Briggs & Stratton: We’re not always able to find employees to match the skill sets we need, so we work with high schools, colleges, and technician schools to help train our workforce. That’s not just a problem for us, it’s a problem for most manufacturers with U.S. operations. Filling the skills gap is important for the U.S. to compete in the global marketplace.

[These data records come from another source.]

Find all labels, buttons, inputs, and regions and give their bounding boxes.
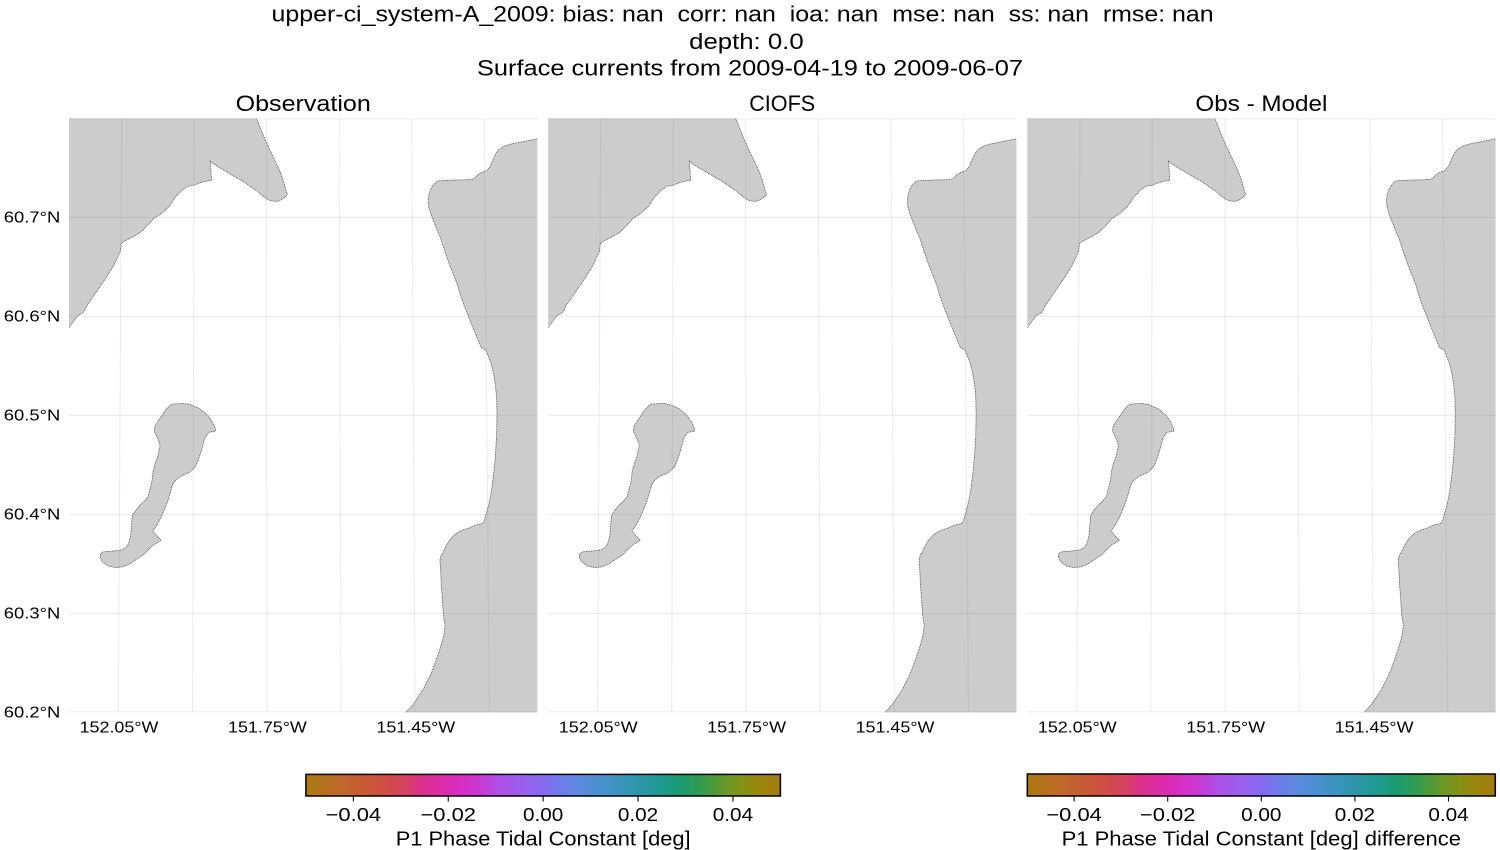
svg-text:152.05°W: 152.05°W <box>1038 719 1118 737</box>
svg-text:0.02: 0.02 <box>618 804 658 825</box>
svg-text:60.4°N: 60.4°N <box>4 506 61 524</box>
svg-text:−0.04: −0.04 <box>326 804 382 825</box>
svg-text:0.02: 0.02 <box>1335 804 1375 825</box>
svg-text:−0.02: −0.02 <box>421 804 477 825</box>
svg-text:60.6°N: 60.6°N <box>4 308 61 326</box>
svg-text:depth: 0.0: depth: 0.0 <box>689 29 804 54</box>
svg-text:151.45°W: 151.45°W <box>856 719 936 737</box>
svg-text:60.2°N: 60.2°N <box>4 704 61 722</box>
svg-text:0.04: 0.04 <box>713 804 753 825</box>
svg-text:upper-ci_system-A_2009: bias:: upper-ci_system-A_2009: bias: nan corr: … <box>272 2 1214 27</box>
svg-text:−0.04: −0.04 <box>1046 804 1102 825</box>
svg-text:0.00: 0.00 <box>523 804 563 825</box>
svg-text:CIOFS: CIOFS <box>749 91 815 116</box>
svg-text:60.3°N: 60.3°N <box>4 605 61 623</box>
svg-text:P1 Phase Tidal Constant [deg]: P1 Phase Tidal Constant [deg] <box>396 829 691 850</box>
svg-text:60.7°N: 60.7°N <box>4 209 61 227</box>
svg-text:−0.02: −0.02 <box>1140 804 1196 825</box>
svg-text:0.00: 0.00 <box>1241 804 1281 825</box>
svg-text:Surface currents from 2009-04-: Surface currents from 2009-04-19 to 2009… <box>477 56 1023 81</box>
svg-text:Observation: Observation <box>236 91 371 116</box>
svg-text:151.45°W: 151.45°W <box>376 719 456 737</box>
svg-text:151.45°W: 151.45°W <box>1335 719 1415 737</box>
svg-text:152.05°W: 152.05°W <box>559 719 639 737</box>
svg-text:151.75°W: 151.75°W <box>228 719 308 737</box>
svg-text:152.05°W: 152.05°W <box>80 719 160 737</box>
svg-text:151.75°W: 151.75°W <box>1186 719 1266 737</box>
svg-text:Obs - Model: Obs - Model <box>1195 91 1327 116</box>
svg-text:60.5°N: 60.5°N <box>4 407 61 425</box>
svg-text:151.75°W: 151.75°W <box>707 719 787 737</box>
svg-text:P1 Phase Tidal Constant [deg]: P1 Phase Tidal Constant [deg] difference <box>1062 829 1461 850</box>
svg-text:0.04: 0.04 <box>1428 804 1468 825</box>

Polaris: The regulatory burden. It’s gotten better under the new administration, but it’s real. We don’t face those burdens in other places. And then finding the right skilled workforce has been problematic. In 2014, for example, we were paying almost $100 an hour to bring people up from all over the country to assemble vehicles in Roseau, Minnesota. It’s a small, rural community and we just could not find workers. In many of our communities we partner with the local high schools. We actually donate welding machines to the high schools so that we can train people to be ready to be employees at Polaris. That’s a little bit of the way we get ahead of the curve.
Airstream: Younger folks in the U.S. are not really targeting manufacturing as a career. That’s a challenge, just trying to make sure the younger generations are as good as the older generations at building things, because we’re such a handcrafted product.